The number of concentration camp survivors are found in a recently published book, “KL: A History of the Nazi Concentration Camps” by Nikolaus Wachsmann, published by Farrar, Straus and Giroux — an exhaustive history of Nazi brutality that details the horrors of the Third Reich as no other book has done before.

Wachsmann estimates that some 150,000 prisoners died in the first months of 1945 even as the Nazis fled in advance of the Allied armies.
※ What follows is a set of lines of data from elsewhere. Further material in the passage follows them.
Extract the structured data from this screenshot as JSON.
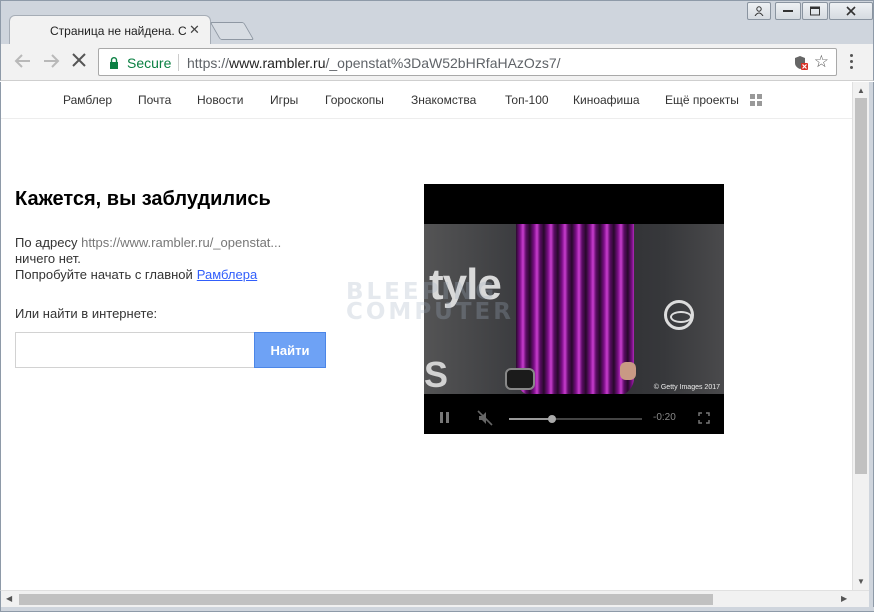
{
  "browser": {
    "tab_title": "Страница не найдена. С",
    "tab_close": "✕",
    "address": {
      "secure_label": "Secure",
      "scheme": "https://",
      "host": "www.rambler.ru",
      "path": "/_openstat%3DaW52bHRfaHAzOzs7/"
    }
  },
  "nav": {
    "items": [
      "Рамблер",
      "Почта",
      "Новости",
      "Игры",
      "Гороскопы",
      "Знакомства",
      "Топ-100",
      "Киноафиша",
      "Ещё проекты"
    ]
  },
  "page": {
    "heading": "Кажется, вы заблудились",
    "address_prefix": "По адресу",
    "address_url": "https://www.rambler.ru/_openstat...",
    "nothing": "ничего нет.",
    "try_text": "Попробуйте начать с главной",
    "try_link": "Рамблера",
    "or_search": "Или найти в интернете:",
    "search_placeholder": "",
    "search_button": "Найти"
  },
  "video": {
    "bg_text": "tyle",
    "bg_text2": "S",
    "copyright": "© Getty Images 2017",
    "time": "-0:20",
    "progress": 0.32,
    "muted": true,
    "playing": true
  },
  "watermark": {
    "line1": "BLEEPING",
    "line2": "COMPUTER"
  },
  "icons": {
    "lock": "lock-icon",
    "star": "star-icon",
    "grid": "apps-grid-icon",
    "reload": "stop-icon"
  },
  "colors": {
    "secure": "#0b8043",
    "link": "#315efb",
    "button": "#6ea2f5",
    "dress": "#c93dcf"
  }
}
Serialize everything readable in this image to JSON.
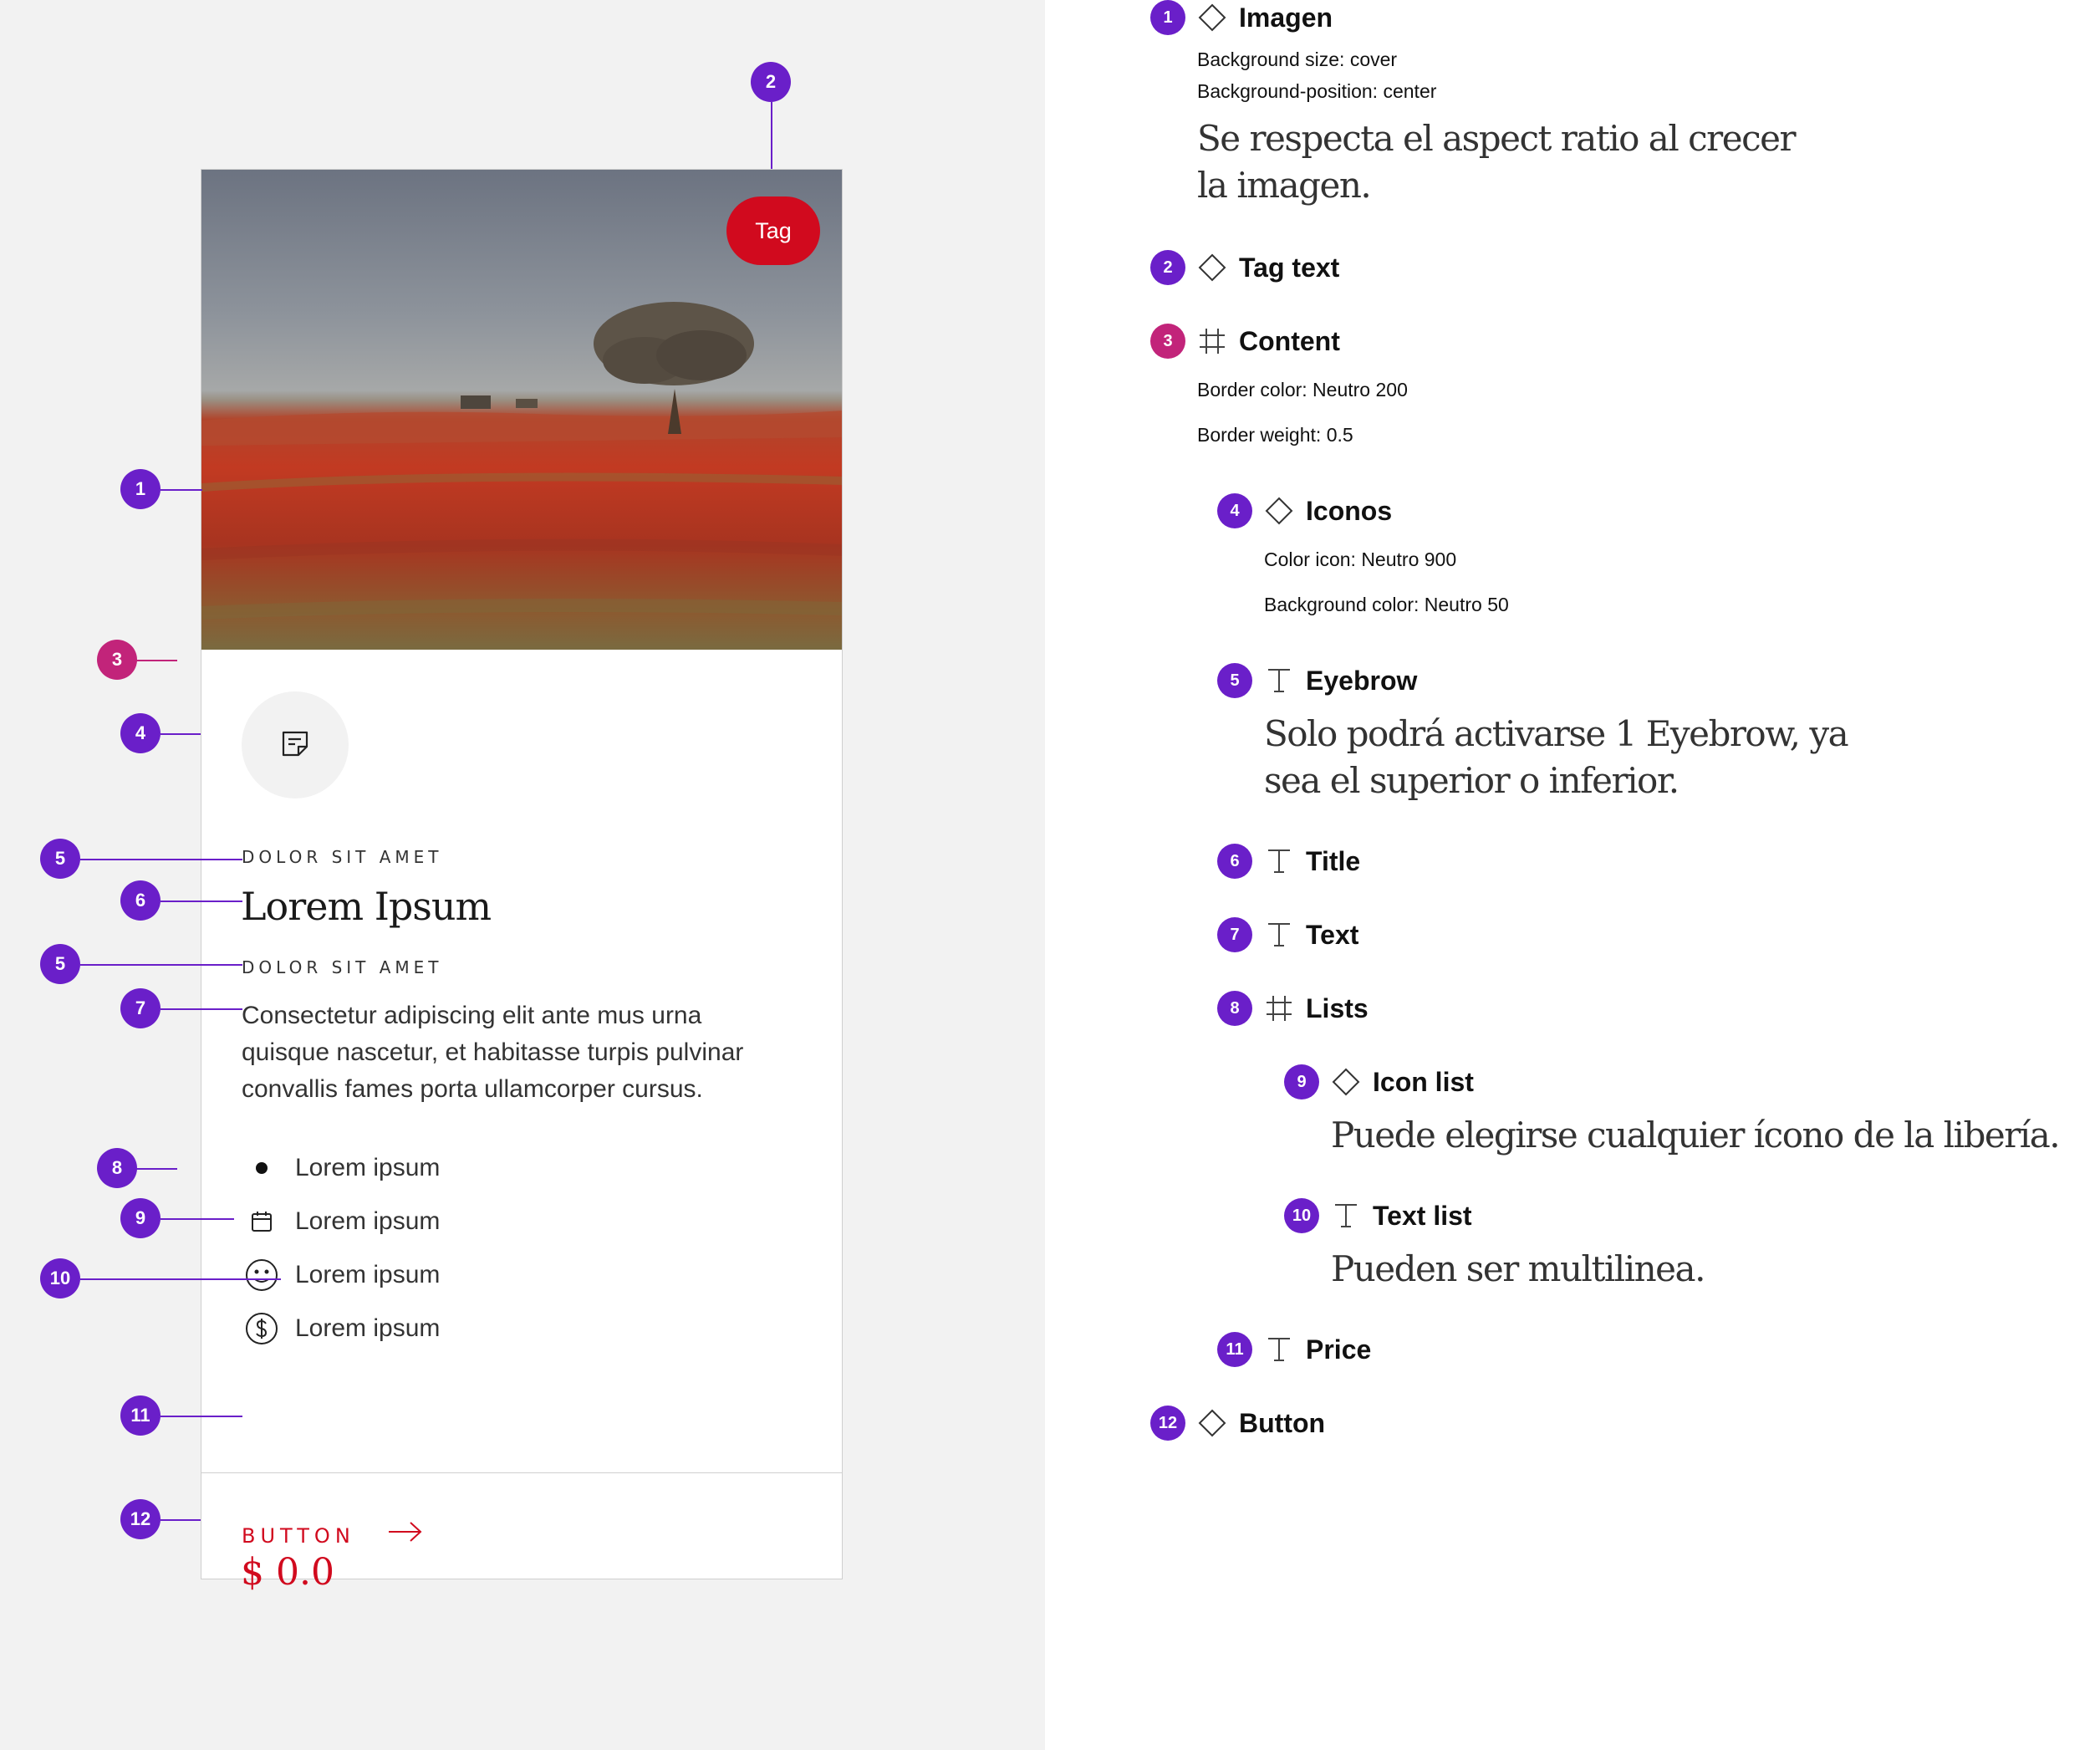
{
  "card": {
    "tag": "Tag",
    "eyebrow_top": "DOLOR SIT AMET",
    "title": "Lorem Ipsum",
    "eyebrow_bottom": "DOLOR SIT AMET",
    "text": "Consectetur adipiscing elit ante mus urna quisque nascetur, et habitasse turpis pulvinar convallis fames porta ullamcorper cursus.",
    "list": [
      {
        "icon": "bullet-icon",
        "label": "Lorem ipsum"
      },
      {
        "icon": "calendar-icon",
        "label": "Lorem ipsum"
      },
      {
        "icon": "smiley-icon",
        "label": "Lorem ipsum"
      },
      {
        "icon": "dollar-icon",
        "label": "Lorem ipsum"
      }
    ],
    "price": "$ 0.0",
    "button_label": "BUTTON",
    "accent_color": "#d10a1e"
  },
  "markers": [
    "1",
    "2",
    "3",
    "4",
    "5",
    "6",
    "5",
    "7",
    "8",
    "9",
    "10",
    "11",
    "12"
  ],
  "spec": {
    "imagen": {
      "number": "1",
      "name": "Imagen",
      "prop1": "Background size: cover",
      "prop2": "Background-position: center",
      "note": "Se respecta el aspect ratio al crecer la imagen."
    },
    "tag_text": {
      "number": "2",
      "name": "Tag text"
    },
    "content": {
      "number": "3",
      "name": "Content",
      "prop1": "Border color:  Neutro 200",
      "prop2": "Border weight: 0.5"
    },
    "iconos": {
      "number": "4",
      "name": "Iconos",
      "prop1": "Color icon: Neutro 900",
      "prop2": "Background color: Neutro 50"
    },
    "eyebrow": {
      "number": "5",
      "name": "Eyebrow",
      "note": "Solo podrá activarse 1 Eyebrow, ya sea el superior o inferior."
    },
    "title": {
      "number": "6",
      "name": "Title"
    },
    "text": {
      "number": "7",
      "name": "Text"
    },
    "lists": {
      "number": "8",
      "name": "Lists"
    },
    "icon_list": {
      "number": "9",
      "name": "Icon list",
      "note": "Puede elegirse cualquier ícono de la libería."
    },
    "text_list": {
      "number": "10",
      "name": "Text list",
      "note": "Pueden ser multilinea."
    },
    "price": {
      "number": "11",
      "name": "Price"
    },
    "button": {
      "number": "12",
      "name": "Button"
    }
  },
  "colors": {
    "marker": "#6a1fc9",
    "marker_alt": "#c2247a",
    "panel_bg": "#f2f2f2"
  }
}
Otto Frank, the father of Anne and Margot, was the only survivor from the group of eight people who hid in the annex. When he returned from Auschwitz, Miep Gies, the Christian woman who helped them hide in the annex, handed Otto his daughter’s diary, the work of a gifted young writer who found her voice at age 13 and was silenced, along with a million other Jewish children murdered in the Holocaust.

Clinton made a plea for tolerance and acceptance of our common humanity.

“The people who were butchering Anne Frank and her family and fellow Jewish citizens were 99.5 percent the same, biologically, as they,” Clinton said.

While Clinton spoke, our 8-week-old grandson Isaac — Ilona’s and Frank’s great-grandson — cried for a minute, perhaps for the millions of victims who perished.